Chicago-based carrier, U.S. Cellular, reported third quarter results today. The company missed analyst expectations of earning 23 cents per share by reporting 20 cents. Net income over the quarter was $17 million on revenue of $1.01 billion, a little higher than analyst expectations of $985 million. U.S Cellular's Chief Executive Officer, Ken Meyers, explained in a press statement that he is pleased with the company's financial performance. "We continue to differentiate ourselves through an unwavering commitment to an exceptional customer experience, including a high-quality network and outstanding customer service." The company did, however, report a drop of 6,000 post-paid lines and blamed this in part to the fail of the Samsung Galaxy Note 7 and limited stock of the new Apple iPhone 7. However, U.S. Cellular is relatively relaxed about this small decline in postpaid lines.

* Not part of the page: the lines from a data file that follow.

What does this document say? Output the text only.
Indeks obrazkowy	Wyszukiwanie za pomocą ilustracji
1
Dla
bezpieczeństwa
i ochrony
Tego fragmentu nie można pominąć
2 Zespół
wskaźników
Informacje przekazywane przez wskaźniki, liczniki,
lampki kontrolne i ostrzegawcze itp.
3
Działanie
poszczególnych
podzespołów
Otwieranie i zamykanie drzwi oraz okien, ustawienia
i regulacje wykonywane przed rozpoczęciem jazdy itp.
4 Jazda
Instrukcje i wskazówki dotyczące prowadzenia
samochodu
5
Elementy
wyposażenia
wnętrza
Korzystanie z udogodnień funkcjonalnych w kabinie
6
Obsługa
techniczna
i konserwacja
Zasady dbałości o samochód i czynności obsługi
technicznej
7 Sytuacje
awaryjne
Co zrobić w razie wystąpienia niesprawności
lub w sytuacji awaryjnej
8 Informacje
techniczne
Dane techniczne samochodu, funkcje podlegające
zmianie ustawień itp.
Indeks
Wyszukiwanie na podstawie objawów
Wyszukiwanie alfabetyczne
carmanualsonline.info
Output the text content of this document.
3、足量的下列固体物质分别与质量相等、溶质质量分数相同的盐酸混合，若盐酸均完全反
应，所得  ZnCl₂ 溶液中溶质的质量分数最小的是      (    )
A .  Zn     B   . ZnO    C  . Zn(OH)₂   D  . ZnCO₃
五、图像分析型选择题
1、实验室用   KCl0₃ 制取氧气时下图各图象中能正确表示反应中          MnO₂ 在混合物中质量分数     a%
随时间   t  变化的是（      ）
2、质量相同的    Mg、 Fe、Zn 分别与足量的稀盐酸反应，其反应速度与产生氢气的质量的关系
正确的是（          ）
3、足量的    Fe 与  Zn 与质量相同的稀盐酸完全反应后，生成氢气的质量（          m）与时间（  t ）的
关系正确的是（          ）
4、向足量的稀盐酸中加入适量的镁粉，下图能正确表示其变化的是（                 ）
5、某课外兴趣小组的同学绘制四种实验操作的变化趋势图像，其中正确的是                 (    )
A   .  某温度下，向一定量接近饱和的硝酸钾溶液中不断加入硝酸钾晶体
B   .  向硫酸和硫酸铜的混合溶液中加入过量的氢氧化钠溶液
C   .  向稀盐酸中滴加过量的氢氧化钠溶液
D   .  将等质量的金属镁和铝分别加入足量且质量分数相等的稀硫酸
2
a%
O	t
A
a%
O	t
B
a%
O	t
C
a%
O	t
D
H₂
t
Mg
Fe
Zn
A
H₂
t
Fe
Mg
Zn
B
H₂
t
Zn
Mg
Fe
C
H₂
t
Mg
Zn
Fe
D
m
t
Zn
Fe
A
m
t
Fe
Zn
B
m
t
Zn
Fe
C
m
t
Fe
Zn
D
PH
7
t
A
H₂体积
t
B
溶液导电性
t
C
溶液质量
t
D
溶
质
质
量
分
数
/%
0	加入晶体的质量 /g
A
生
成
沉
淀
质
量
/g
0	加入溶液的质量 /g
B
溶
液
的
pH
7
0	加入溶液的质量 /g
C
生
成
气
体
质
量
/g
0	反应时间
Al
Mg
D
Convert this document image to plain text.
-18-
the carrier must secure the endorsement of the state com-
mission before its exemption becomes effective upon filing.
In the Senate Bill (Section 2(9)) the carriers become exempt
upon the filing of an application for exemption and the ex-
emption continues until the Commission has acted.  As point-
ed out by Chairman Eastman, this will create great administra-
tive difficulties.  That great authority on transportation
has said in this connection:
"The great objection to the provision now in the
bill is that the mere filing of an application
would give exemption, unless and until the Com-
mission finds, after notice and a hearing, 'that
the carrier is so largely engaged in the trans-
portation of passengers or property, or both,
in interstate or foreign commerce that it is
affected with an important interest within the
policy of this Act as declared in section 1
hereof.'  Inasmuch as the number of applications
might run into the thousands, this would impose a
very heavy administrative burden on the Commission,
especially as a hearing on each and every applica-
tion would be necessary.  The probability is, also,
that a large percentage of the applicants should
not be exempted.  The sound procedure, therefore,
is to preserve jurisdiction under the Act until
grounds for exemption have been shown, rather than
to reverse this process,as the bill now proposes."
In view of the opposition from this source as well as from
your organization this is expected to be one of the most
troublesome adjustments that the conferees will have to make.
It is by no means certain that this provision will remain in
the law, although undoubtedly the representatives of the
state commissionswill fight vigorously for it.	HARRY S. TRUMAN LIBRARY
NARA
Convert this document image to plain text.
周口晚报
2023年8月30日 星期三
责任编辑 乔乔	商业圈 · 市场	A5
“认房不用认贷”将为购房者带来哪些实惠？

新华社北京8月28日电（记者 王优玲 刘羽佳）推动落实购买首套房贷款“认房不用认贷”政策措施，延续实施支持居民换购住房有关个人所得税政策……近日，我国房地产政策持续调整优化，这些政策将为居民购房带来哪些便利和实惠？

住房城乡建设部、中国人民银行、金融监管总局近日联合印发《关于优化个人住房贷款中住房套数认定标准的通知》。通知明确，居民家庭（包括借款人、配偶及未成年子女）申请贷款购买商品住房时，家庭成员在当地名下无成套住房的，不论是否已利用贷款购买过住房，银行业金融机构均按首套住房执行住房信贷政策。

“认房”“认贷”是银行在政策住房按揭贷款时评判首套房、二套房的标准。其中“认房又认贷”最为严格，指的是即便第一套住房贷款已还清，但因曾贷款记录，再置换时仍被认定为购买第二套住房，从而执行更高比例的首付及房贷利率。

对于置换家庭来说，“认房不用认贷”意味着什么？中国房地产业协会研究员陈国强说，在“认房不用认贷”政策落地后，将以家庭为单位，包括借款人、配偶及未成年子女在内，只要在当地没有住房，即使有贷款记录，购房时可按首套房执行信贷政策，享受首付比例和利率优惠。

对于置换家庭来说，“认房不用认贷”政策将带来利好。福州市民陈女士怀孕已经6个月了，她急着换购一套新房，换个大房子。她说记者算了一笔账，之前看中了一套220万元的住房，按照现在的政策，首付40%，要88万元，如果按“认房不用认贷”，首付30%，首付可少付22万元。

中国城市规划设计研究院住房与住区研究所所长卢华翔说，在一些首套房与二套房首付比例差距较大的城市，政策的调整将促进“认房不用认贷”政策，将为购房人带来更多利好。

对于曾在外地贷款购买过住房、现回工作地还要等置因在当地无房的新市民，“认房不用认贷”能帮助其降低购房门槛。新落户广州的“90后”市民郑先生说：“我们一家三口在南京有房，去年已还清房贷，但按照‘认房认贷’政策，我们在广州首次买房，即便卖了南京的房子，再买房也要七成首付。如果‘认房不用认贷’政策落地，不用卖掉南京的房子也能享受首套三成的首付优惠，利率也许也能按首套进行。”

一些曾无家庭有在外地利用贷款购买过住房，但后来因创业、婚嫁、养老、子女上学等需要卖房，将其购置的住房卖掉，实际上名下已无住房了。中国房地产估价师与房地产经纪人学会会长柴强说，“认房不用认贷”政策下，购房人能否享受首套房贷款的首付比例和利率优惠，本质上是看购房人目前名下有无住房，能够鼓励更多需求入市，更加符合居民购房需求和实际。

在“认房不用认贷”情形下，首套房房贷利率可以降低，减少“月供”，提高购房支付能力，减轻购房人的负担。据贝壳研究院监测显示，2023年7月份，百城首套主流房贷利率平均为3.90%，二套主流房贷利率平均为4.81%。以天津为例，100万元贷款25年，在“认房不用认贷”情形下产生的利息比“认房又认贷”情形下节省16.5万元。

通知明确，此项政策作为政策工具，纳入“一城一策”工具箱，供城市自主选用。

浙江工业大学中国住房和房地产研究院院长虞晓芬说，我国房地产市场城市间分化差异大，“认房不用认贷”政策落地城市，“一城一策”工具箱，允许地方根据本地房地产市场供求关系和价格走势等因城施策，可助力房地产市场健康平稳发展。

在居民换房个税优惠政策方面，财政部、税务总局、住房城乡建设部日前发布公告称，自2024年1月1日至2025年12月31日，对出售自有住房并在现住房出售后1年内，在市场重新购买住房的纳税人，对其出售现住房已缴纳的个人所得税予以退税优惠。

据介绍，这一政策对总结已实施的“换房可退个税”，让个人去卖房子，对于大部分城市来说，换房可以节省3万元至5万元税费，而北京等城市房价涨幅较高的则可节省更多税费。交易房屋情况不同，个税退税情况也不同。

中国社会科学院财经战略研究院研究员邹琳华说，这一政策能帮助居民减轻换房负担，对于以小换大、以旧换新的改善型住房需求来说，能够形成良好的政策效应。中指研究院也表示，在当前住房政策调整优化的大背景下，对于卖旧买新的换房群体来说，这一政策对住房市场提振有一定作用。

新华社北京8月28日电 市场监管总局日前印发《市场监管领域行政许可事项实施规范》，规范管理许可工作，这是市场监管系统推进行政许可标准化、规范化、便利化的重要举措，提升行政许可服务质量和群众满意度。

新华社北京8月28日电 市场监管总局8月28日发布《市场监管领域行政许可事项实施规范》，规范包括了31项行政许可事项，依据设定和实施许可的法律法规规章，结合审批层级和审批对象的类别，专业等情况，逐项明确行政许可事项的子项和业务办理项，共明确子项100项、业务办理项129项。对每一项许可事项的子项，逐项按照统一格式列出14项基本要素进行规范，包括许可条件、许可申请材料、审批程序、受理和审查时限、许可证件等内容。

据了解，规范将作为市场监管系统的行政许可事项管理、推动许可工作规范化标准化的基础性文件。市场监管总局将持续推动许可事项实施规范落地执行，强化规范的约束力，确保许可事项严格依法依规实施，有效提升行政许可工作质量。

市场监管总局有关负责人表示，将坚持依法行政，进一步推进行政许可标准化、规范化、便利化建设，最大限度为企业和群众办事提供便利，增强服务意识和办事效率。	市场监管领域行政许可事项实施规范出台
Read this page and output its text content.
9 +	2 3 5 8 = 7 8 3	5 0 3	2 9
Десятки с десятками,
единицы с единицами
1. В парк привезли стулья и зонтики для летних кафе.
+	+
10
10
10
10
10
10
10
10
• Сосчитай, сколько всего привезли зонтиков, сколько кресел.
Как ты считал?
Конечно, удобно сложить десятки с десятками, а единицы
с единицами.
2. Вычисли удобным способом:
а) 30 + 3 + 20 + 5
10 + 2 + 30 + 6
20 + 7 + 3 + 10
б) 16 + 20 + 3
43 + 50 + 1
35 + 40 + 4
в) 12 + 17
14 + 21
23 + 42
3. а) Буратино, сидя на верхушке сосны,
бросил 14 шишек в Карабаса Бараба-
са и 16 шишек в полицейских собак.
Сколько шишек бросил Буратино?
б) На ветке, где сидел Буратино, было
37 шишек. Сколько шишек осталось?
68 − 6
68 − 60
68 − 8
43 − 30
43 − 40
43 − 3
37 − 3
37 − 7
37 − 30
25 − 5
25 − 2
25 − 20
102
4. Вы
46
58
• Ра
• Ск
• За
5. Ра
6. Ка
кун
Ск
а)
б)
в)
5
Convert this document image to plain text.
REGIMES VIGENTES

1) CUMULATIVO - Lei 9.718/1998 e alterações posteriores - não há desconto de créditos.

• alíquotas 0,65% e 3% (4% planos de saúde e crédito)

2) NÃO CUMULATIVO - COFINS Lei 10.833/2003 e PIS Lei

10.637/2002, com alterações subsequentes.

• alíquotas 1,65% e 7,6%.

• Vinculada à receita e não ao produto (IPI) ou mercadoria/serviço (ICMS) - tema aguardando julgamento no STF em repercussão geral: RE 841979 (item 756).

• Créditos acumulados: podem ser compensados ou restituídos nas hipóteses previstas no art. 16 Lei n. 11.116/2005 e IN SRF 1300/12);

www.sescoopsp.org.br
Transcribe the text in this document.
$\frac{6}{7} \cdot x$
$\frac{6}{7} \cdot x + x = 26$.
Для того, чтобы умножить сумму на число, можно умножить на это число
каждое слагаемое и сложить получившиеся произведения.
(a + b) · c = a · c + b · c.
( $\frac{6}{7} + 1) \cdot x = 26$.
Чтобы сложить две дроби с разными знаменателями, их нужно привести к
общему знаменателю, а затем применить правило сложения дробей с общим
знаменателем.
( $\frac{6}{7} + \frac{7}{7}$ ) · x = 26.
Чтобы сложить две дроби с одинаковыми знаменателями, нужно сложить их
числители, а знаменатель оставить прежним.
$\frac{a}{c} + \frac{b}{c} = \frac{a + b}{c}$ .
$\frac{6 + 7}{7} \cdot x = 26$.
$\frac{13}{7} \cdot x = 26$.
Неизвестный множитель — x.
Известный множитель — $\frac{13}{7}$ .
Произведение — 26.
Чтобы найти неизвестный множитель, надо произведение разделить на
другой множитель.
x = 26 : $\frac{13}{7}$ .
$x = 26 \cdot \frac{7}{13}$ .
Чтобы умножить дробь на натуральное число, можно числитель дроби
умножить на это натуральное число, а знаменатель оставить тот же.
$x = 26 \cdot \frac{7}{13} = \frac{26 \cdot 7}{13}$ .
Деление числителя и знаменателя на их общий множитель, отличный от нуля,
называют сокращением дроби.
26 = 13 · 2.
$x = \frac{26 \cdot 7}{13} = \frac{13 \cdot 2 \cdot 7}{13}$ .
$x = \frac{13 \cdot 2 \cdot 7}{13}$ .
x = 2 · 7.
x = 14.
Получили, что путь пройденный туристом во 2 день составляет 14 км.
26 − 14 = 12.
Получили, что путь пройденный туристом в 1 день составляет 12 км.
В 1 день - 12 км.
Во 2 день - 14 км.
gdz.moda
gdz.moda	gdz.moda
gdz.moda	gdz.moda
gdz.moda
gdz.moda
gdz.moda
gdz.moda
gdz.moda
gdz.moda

Following the announcement, U.S. Cellular's stock price gained slightly, but it was the prepaid sales side of the business that helped matters. As with much of the cell 'phone market, U.S. Cellular has witnessed the ARPU gap between prepaid and postpaid customers narrow. ARPU stands for Average Revenue Per User and traditionally, postpaid customers generate more revenue (and hence profits) for a cellular operator. However, in recent years the revenue generated by postpaid customers has declined because of intense competition pushing pricing down: in short, businesses are having to either offer more to customers for the same money, reduce prices or in many cases, combine the two. Compared with the third quarter 2015, U.S. Cellular has seen a small decline in prepaid ARPU from $35.64 to $34.39 and for postpaid, down from $58.12 to $47.08. This is also supported by U.S. Cellular enjoying a strong performance from the prepaid market, where the company reported a gain of 67,000 customers bringing the total to 480,000.
U.S. Cellular's Chief Executive explained that he is currently assessing how big a shift the company is experiencing when it comes to customers' buying habits and prepay service. He explained that during the early years of prepaid service, the product was expensive and offered poor value. However, over the years, prepaid service has evolved: today's prepaid service offers similar benefits and pricing as compared with the postpaid service deals but is packaged differently. U.S. Cellular is focusing on those prepaid customers willing to spend more on their service and is squaring up to competitors such as MetroPCS and Cricket.